Here’s the thing, though. I was fine with the earlier tangents because I could see the thread that connected them to the rest of the novel. But around 60% of the way through, The Ephemera Collector quite literally loses the plot. Without warning, it switches to an entirely new story that’s barely connected to the main story—and that’s being generous. The only possible connection I could find was that one of the characters was a relative of Xandria, but that’s it. There’s no connection to her or the library. My dilemma is that although it was very distant from the rest of the novel, it was still a compellingly written storyline. It dealt with one of the more fascinating parts of the worldbuilding: the separatist community who created an underwater settlement, and later became pseudo-climate refugees when it became untenable to live underwater for any longer. It was so strange and lovely to pick apart, but it didn’t connect to the main narrative until the very last minute.
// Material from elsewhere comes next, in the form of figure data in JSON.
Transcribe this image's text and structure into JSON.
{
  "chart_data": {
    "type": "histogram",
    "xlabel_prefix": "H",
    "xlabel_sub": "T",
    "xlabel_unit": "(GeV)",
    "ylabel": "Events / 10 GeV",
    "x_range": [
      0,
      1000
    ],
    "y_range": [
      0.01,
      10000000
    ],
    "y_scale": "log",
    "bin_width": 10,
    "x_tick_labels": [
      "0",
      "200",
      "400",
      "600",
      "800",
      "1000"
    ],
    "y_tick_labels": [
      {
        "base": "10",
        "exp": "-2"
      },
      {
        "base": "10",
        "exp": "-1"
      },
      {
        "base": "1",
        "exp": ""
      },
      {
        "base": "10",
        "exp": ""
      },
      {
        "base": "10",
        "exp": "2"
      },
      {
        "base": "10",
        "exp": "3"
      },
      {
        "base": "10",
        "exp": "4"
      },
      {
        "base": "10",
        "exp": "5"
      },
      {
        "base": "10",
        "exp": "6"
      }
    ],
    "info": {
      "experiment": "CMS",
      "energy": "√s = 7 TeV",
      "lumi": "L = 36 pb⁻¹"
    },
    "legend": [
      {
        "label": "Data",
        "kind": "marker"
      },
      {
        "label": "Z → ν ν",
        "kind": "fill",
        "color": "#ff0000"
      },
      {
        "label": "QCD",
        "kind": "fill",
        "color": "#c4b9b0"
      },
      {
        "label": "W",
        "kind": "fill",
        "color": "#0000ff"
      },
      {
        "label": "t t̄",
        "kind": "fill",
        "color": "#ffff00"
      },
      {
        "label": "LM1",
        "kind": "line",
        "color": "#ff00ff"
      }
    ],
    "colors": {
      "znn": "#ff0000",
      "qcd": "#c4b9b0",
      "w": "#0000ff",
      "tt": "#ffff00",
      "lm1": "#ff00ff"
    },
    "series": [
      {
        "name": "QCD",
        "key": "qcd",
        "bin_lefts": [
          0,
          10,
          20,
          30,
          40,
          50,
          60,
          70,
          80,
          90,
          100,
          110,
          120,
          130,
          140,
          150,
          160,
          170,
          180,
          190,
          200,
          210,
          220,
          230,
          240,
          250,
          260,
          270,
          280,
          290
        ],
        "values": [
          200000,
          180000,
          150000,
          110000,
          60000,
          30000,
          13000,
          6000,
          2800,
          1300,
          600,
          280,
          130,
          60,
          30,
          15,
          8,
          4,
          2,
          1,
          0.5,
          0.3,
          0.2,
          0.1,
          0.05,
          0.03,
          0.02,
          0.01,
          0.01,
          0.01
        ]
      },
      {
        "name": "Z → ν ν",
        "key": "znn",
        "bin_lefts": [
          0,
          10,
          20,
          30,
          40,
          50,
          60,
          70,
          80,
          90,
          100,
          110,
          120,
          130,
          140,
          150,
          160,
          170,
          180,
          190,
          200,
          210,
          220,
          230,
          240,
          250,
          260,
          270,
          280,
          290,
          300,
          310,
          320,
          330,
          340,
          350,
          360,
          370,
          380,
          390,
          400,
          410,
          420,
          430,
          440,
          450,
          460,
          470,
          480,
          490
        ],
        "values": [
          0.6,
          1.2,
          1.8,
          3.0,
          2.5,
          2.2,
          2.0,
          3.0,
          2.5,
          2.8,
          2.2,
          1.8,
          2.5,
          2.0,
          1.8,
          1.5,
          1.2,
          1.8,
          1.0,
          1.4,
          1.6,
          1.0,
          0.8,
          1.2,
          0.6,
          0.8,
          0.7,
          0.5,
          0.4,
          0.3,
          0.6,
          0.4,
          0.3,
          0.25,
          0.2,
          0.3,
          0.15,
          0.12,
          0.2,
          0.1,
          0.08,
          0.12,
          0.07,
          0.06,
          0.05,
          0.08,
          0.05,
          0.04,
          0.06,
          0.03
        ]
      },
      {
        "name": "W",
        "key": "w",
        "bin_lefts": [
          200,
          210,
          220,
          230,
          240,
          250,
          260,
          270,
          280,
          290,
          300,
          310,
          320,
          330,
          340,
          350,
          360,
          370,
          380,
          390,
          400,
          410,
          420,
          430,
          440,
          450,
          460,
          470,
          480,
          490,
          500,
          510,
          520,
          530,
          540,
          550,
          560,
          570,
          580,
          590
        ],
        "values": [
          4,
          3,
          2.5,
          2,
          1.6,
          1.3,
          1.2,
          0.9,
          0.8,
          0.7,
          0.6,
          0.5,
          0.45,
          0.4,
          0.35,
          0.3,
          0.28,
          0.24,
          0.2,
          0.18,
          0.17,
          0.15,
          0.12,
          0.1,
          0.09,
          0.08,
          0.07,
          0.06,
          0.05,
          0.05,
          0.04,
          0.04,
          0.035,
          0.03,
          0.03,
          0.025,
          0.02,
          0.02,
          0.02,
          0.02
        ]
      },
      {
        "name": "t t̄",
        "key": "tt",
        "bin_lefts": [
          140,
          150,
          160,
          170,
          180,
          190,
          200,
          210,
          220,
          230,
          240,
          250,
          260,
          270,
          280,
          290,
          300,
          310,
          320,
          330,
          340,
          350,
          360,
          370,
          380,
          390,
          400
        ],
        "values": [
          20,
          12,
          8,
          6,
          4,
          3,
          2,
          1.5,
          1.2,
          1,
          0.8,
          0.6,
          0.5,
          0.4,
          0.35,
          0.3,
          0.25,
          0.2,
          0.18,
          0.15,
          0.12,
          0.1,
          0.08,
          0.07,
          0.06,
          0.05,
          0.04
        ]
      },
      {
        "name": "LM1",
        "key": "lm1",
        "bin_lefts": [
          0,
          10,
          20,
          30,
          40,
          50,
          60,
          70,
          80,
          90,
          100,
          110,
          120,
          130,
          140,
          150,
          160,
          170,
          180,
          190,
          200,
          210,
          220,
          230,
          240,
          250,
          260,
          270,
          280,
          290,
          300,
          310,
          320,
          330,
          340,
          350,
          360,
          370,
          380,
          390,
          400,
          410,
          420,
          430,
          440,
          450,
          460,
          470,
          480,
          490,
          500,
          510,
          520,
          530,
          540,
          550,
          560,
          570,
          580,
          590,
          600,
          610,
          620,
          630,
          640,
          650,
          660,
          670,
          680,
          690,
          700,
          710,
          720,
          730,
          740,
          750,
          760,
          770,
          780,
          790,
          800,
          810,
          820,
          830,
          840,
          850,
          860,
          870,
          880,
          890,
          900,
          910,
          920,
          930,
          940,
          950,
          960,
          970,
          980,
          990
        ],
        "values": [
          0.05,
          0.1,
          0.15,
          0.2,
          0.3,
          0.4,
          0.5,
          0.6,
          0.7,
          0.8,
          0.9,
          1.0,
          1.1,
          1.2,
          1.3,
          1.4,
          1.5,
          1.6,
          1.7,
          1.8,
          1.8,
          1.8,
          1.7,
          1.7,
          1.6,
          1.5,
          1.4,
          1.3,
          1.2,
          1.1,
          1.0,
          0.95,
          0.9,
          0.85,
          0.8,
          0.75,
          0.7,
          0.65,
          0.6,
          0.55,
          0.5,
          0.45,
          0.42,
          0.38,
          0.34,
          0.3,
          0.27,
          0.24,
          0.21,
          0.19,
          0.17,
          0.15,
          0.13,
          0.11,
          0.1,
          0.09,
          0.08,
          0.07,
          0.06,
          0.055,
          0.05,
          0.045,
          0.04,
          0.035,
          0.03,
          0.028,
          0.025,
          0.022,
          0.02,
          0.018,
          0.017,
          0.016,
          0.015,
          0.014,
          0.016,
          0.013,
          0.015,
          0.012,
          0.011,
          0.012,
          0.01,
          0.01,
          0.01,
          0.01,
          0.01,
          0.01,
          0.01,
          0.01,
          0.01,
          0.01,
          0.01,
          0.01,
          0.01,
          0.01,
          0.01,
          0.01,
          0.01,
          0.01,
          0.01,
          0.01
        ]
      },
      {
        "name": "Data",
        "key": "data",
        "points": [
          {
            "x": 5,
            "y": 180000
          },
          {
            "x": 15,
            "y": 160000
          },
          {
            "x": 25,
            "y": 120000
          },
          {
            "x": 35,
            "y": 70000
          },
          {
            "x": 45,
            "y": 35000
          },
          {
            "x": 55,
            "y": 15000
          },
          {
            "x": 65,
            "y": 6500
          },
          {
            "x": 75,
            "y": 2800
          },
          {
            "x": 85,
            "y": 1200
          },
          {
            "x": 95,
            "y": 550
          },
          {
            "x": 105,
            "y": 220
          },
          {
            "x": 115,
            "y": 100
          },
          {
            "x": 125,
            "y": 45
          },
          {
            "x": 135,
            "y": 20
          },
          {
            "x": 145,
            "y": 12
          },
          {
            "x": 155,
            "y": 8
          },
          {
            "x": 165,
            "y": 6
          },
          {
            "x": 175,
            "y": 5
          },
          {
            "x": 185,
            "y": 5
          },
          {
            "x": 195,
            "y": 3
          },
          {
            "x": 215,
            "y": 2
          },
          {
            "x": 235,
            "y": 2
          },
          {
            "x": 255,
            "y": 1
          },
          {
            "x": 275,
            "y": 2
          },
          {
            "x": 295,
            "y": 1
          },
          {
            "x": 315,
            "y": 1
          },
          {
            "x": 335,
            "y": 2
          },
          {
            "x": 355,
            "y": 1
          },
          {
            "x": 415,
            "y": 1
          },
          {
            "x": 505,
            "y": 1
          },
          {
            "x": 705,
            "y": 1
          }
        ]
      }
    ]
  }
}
Even in the context of Xandria looking through the archives, there wasn’t a clear thread. I’m tempted to give this less than 4 stars, because although this frustrated me, the writing was just that good. In my more arbitrary system, I guess it would be more in the 3.8-3.9 range, if we’re getting really specific, but I like it more than a 3.75. It’s a weird dilemma, but so is the whole novel, really.
All in all, a deeply imaginative Afrofuturist novel that pushed the boundaries of what a dystopia can be. 4 stars!
The Ephemera Collector is a standalone and Stacy Nathaniel Jackson’s debut.
Today’s song:
NEW GUERILLA TOSS, WOOOO
That’s it for this week’s Book Review Tuesday! Have a wonderful rest of your day, and take care of yourselves!